MAGELANG (SUARABARU.ID) — Ajang lari tahunan Rupiah Borobudur Playon 2026 (RBP 2026) tidak sekadar menjadi panggung kompetisi fisik, melainkan juga instrumen penggerak ekologi dan ekonomi di kawasan destinasi wisata super prioritas.
Dalam penyelenggaraan yang berlangsung pada 4–5 Juli 2026 di kawasan Taman Wisata Borobudur, Kabupaten Magelang, Bank Indonesia (BI) Kantor Perwakilan Jawa Tengah bersama Pemerintah Provinsi Jawa Tengah berhasil menghimpun dana pendaftaran sebesar Rp 633.365.000.
Seluruh omzet dari 4.000 pelari tersebut disalurkan untuk program pengelolaan sampah di 10 desa sekitar Borobudur. Penyerahan bantuan dilakukan secara simbolis kepada Camat Borobudur, Minggu siang 5 Juli 2026, pasca race 5K dan 10K.
Kepala Kantor Perwakilan BI Jawa Tengah, M. Noor Nugroho, menegaskan bahwa esensi dari Rupiah Borobudur Playon 2026 adalah integrasi antara olahraga, edukasi kebanksentralan, dan kepedulian sosial.
Melalui tema “Lari untuk Berbagi”, BI memfokuskan alokasi dana tahun ini untuk isu krusial di destinasi wisata, yaitu kebersihan lingkungan.
“Tahun ini, dana pendaftaran pelari yang terkumpul kami donasikan seluruhnya ke 10 desa untuk program pengolahan sampah. Ini adalah langkah konkret menjaga kebersihan kawasan wisata sekaligus meningkatkan kualitas lingkungan hidup masyarakat Borobudur,” ujar Noor Nugroho.
Sejak pertama kali diinisiasi pada tahun 2022, total sumbangan sosial berkelanjutan yang disalurkan melalui ajang ini telah menembus angka Rp1 miliar.
Selain donasi tunai, BI tahun ini juga memperkenalkan Program Wakaf Digital guna mendorong sistem pembayaran non-tunai berbasis sosial.
Selain dampak ekologis, pergelaran RBP 2026 yang diikuti oleh 4.000 pelari dari berbagai provinsi ini diproyeksikan menarik lebih dari 10.000 pengunjung sepanjang akhir pekan.

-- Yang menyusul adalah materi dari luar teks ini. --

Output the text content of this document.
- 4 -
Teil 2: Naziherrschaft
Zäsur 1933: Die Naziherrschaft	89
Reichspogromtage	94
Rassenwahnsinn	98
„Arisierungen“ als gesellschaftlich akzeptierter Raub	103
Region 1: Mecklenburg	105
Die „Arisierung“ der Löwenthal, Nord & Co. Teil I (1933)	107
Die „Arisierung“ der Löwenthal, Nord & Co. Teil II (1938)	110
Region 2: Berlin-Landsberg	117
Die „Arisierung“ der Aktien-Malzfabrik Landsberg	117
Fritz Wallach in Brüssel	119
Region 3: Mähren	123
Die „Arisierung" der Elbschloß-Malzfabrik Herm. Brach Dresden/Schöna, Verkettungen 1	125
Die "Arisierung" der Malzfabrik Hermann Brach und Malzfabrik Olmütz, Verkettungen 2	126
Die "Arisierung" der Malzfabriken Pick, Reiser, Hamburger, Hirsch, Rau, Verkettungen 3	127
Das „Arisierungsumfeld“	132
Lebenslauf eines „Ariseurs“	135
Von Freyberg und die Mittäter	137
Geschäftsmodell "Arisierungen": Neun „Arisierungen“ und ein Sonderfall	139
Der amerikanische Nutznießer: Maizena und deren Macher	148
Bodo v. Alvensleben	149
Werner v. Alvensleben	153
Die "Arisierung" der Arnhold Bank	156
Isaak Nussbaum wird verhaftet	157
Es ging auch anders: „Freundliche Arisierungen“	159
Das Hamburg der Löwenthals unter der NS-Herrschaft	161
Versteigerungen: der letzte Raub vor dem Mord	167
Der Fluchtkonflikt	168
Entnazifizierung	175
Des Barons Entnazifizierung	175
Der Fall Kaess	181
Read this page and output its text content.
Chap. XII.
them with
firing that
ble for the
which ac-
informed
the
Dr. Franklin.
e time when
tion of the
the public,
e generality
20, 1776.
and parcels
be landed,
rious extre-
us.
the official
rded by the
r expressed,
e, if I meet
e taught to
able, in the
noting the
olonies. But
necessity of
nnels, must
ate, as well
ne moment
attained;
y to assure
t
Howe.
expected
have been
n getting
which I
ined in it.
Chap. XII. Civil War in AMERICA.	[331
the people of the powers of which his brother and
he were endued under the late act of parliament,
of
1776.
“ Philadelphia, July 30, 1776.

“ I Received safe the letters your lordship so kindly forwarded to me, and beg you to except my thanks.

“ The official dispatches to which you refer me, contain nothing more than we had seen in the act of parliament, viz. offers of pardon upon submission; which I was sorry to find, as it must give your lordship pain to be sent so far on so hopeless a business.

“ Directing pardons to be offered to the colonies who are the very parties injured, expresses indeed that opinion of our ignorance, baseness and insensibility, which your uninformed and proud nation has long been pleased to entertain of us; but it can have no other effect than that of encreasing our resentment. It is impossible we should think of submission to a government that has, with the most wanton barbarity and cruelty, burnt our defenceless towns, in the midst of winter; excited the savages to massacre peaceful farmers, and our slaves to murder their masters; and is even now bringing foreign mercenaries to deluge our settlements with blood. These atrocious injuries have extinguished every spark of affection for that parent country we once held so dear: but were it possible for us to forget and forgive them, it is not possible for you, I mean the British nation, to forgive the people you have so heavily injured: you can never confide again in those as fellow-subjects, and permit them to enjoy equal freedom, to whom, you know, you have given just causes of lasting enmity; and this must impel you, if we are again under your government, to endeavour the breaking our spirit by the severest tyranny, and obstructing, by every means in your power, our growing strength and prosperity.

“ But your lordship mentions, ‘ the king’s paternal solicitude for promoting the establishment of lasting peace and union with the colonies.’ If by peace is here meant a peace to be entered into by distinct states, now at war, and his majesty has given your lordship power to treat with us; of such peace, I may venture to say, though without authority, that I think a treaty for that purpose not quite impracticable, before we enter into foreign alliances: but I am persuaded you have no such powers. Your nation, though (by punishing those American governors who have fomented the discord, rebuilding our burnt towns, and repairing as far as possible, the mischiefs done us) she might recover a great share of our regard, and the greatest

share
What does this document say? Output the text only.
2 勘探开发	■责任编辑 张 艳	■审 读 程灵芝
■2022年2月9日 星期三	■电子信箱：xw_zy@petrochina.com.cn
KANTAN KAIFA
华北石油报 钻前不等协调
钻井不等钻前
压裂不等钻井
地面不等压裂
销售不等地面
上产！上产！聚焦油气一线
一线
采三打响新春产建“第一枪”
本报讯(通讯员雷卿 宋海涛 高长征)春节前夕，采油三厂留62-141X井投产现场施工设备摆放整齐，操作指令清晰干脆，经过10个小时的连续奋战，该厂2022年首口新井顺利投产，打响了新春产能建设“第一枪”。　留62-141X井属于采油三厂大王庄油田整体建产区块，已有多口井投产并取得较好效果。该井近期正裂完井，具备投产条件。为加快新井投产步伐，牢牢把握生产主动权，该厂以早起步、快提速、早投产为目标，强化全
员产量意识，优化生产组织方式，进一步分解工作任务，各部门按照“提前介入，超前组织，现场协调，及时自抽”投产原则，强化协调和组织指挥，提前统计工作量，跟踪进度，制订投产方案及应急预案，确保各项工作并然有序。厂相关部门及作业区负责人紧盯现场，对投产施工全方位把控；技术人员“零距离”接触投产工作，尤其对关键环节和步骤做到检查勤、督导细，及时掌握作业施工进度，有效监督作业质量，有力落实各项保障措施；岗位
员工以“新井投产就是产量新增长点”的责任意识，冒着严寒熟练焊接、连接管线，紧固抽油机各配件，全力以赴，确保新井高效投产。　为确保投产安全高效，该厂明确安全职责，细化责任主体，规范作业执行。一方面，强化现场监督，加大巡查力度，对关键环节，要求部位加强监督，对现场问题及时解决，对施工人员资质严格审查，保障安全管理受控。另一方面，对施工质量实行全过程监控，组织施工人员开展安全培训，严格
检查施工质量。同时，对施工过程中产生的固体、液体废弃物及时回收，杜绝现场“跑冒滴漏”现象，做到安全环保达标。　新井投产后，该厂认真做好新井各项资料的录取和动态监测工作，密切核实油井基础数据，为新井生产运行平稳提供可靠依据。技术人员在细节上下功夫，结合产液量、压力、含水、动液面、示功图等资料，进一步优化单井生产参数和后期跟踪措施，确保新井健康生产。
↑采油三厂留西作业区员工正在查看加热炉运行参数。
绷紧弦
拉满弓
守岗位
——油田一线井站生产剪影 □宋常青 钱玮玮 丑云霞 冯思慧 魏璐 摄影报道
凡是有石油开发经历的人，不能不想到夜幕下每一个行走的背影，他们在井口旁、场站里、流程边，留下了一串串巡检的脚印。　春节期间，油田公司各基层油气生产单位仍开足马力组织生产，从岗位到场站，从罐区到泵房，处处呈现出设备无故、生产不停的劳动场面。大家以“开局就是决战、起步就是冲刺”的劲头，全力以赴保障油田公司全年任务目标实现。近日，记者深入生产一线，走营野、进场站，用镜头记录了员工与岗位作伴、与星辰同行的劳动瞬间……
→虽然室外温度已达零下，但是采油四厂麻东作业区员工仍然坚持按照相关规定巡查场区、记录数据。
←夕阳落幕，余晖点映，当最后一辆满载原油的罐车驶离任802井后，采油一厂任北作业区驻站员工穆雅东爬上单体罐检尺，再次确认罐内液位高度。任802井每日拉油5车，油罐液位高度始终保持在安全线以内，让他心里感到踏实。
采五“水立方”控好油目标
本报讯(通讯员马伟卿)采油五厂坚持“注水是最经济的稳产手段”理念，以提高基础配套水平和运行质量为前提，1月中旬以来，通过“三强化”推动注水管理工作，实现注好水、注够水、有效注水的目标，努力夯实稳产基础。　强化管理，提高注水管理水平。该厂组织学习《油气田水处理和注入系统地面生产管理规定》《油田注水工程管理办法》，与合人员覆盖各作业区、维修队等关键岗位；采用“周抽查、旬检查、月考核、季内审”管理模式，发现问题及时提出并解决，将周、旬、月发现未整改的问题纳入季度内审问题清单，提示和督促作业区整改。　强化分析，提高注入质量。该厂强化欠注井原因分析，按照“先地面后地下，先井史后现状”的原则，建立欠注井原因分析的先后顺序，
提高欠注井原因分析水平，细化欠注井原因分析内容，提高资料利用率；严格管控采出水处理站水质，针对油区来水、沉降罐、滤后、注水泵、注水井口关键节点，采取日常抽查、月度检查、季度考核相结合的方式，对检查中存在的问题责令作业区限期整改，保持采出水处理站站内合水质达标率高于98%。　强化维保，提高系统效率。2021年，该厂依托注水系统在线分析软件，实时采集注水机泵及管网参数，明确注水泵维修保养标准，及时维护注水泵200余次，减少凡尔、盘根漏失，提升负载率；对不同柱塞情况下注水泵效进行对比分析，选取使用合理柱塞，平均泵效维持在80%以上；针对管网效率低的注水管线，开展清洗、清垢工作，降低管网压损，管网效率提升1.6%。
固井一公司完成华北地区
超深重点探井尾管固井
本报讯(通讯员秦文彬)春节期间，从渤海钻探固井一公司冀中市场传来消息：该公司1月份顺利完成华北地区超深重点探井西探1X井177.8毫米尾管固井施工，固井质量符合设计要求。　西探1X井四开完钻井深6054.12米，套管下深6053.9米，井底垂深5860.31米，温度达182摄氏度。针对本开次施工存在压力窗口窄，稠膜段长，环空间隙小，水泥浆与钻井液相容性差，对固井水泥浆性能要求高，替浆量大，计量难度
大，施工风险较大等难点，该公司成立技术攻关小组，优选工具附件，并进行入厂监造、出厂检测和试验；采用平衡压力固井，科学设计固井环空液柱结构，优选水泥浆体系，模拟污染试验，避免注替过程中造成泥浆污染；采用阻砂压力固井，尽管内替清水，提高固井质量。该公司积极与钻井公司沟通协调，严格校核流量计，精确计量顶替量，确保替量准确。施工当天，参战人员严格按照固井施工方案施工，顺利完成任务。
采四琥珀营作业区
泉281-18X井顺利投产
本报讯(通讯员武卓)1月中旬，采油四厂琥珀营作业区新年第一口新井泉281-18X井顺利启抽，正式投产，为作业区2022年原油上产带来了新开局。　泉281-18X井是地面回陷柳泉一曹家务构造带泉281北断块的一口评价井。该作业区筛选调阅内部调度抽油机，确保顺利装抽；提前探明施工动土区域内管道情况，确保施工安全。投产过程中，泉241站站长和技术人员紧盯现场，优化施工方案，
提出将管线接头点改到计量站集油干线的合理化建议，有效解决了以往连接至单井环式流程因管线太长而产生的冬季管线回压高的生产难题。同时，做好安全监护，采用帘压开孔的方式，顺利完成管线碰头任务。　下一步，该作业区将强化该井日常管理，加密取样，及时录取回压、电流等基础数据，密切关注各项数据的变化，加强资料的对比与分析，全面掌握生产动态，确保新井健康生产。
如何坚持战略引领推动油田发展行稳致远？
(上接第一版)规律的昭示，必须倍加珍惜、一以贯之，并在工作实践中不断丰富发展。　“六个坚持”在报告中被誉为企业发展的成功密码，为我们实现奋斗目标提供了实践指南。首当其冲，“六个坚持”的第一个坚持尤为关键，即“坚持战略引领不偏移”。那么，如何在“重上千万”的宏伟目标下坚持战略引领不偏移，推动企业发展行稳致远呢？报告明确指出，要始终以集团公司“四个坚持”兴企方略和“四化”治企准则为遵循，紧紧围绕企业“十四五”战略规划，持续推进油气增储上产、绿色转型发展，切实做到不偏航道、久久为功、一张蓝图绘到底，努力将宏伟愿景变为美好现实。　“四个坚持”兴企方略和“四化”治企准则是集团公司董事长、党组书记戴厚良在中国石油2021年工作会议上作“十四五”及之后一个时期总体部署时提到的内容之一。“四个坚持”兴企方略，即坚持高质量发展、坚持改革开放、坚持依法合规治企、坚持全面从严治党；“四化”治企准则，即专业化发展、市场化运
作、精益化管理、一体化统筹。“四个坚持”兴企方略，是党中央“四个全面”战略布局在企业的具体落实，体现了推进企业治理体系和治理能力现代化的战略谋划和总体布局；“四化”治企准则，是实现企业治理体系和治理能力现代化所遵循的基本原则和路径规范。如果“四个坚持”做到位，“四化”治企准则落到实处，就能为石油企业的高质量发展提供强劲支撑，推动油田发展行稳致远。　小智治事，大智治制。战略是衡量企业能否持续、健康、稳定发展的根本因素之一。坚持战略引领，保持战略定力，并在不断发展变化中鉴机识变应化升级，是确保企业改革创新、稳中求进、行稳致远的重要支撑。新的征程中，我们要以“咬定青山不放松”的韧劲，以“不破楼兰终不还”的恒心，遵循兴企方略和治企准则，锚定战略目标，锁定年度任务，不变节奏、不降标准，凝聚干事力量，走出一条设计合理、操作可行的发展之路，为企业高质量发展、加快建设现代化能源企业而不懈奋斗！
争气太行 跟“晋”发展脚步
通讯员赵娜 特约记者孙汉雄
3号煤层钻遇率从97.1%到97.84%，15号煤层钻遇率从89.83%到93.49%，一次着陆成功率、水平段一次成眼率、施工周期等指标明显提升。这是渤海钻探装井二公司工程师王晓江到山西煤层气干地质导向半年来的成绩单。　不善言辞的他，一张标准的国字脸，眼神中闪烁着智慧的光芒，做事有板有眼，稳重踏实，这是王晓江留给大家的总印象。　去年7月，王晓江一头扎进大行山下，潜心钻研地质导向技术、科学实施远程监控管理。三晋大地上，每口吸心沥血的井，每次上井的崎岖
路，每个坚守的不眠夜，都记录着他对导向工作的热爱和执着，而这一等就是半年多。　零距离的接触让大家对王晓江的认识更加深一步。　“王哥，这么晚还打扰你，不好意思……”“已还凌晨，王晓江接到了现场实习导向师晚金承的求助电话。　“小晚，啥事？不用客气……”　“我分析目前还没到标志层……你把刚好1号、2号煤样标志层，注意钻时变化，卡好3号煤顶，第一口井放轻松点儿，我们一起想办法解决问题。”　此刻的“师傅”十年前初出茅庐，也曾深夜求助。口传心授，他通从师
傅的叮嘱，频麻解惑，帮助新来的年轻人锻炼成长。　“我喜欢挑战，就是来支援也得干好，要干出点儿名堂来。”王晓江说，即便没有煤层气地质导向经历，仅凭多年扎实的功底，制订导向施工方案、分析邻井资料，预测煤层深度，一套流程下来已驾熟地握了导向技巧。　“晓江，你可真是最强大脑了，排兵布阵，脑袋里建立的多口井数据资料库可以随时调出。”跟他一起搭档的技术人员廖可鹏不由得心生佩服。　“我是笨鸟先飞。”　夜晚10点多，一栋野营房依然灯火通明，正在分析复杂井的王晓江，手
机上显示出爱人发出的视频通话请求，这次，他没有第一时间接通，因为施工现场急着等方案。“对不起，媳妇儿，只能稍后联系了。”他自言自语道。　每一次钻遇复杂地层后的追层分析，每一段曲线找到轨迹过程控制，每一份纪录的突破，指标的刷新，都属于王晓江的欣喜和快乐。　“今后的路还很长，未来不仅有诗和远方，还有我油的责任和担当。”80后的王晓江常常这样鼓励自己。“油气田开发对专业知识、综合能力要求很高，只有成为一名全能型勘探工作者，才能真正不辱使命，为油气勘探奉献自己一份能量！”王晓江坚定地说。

Berdasarkan tren data tahun-tahun sebelumnya, perputaran ekonomi dari sektor pendukung ditaksir mencapai angka yang signifikan.
Estimasi dampak ekonomi RBP 2026 untuk sektor terdampak seperti akomodasi dan transportasi berkontribusi ekonomi dalam hal lonjakan okupansi hotel, homestay, dan jasa angkutan lokal.
Dalam hal sektor kuliner dan UMKM, RBP 2026 melibatkan puluhan UMKM binaan dalam Expo produk lokal. Selain itu perputaran makro yang terjadi estimasi nilai transaksi ekonomi makro mencapai lebih dari Rp10 miliar.
Sekretaris Daerah Provinsi Jawa Tengah, Sumarno, mengapresiasi konsistensi BI dalam mengemas acara ini. Menurutnya, pertumbuhan ekonomi Jawa Tengah masih sangat bertumpu pada sektor konsumsi, sehingga kedatangan wisatawan luar daerah menjadi stimulus penting.
“Untuk meningkatkan konsumsi masyarakat, kita harus mendatangkan orang dari luar Jawa Tengah. Rupiah Borobudur Playon menjadi contoh ideal bagaimana sebuah event olahraga memberikan dampak berlapis: menggerakkan pariwisata, meningkatkan pendapatan UMKM, dan melestarikan lingkungan,” jelas Sumarno.
Sebagai bagian dari kalender wisata resmi (Calendar of Event) Jawa Tengah, RBP 2026 juga dimanfaatkan untuk agenda strategis lainnya. Di sela-sela acara, BI Jawa Tengah melakukan penandatanganan Nota Kesepakatan Peningkatan Literasi Rupiah bersama tujuh Pemerintah Kabupaten/Kota, termasuk Kendal, Temanggung, dan Magelang.
Langkah ini diambil untuk memperluas kampanye Cinta, Bangga, dan Paham (CBP) Rupiah hingga ke akar rumput. Tidak hanya itu, guna menjaga stabilitas domestik, rangkaian acara turut dimeriahkan dengan operasi pasar murah dalam skema Gerakan Pengendalian Inflasi Pangan Sejahtera (GPIPS).
Ajang ini juga dihadiri oleh jajaran petinggi daerah, di antaranya Gubernur Jawa Tengah Ahmad Luthfi yang ikut turun di kategori 5K, serta Sekda Sumarno yang berhasil menyelesaikan rute 10K.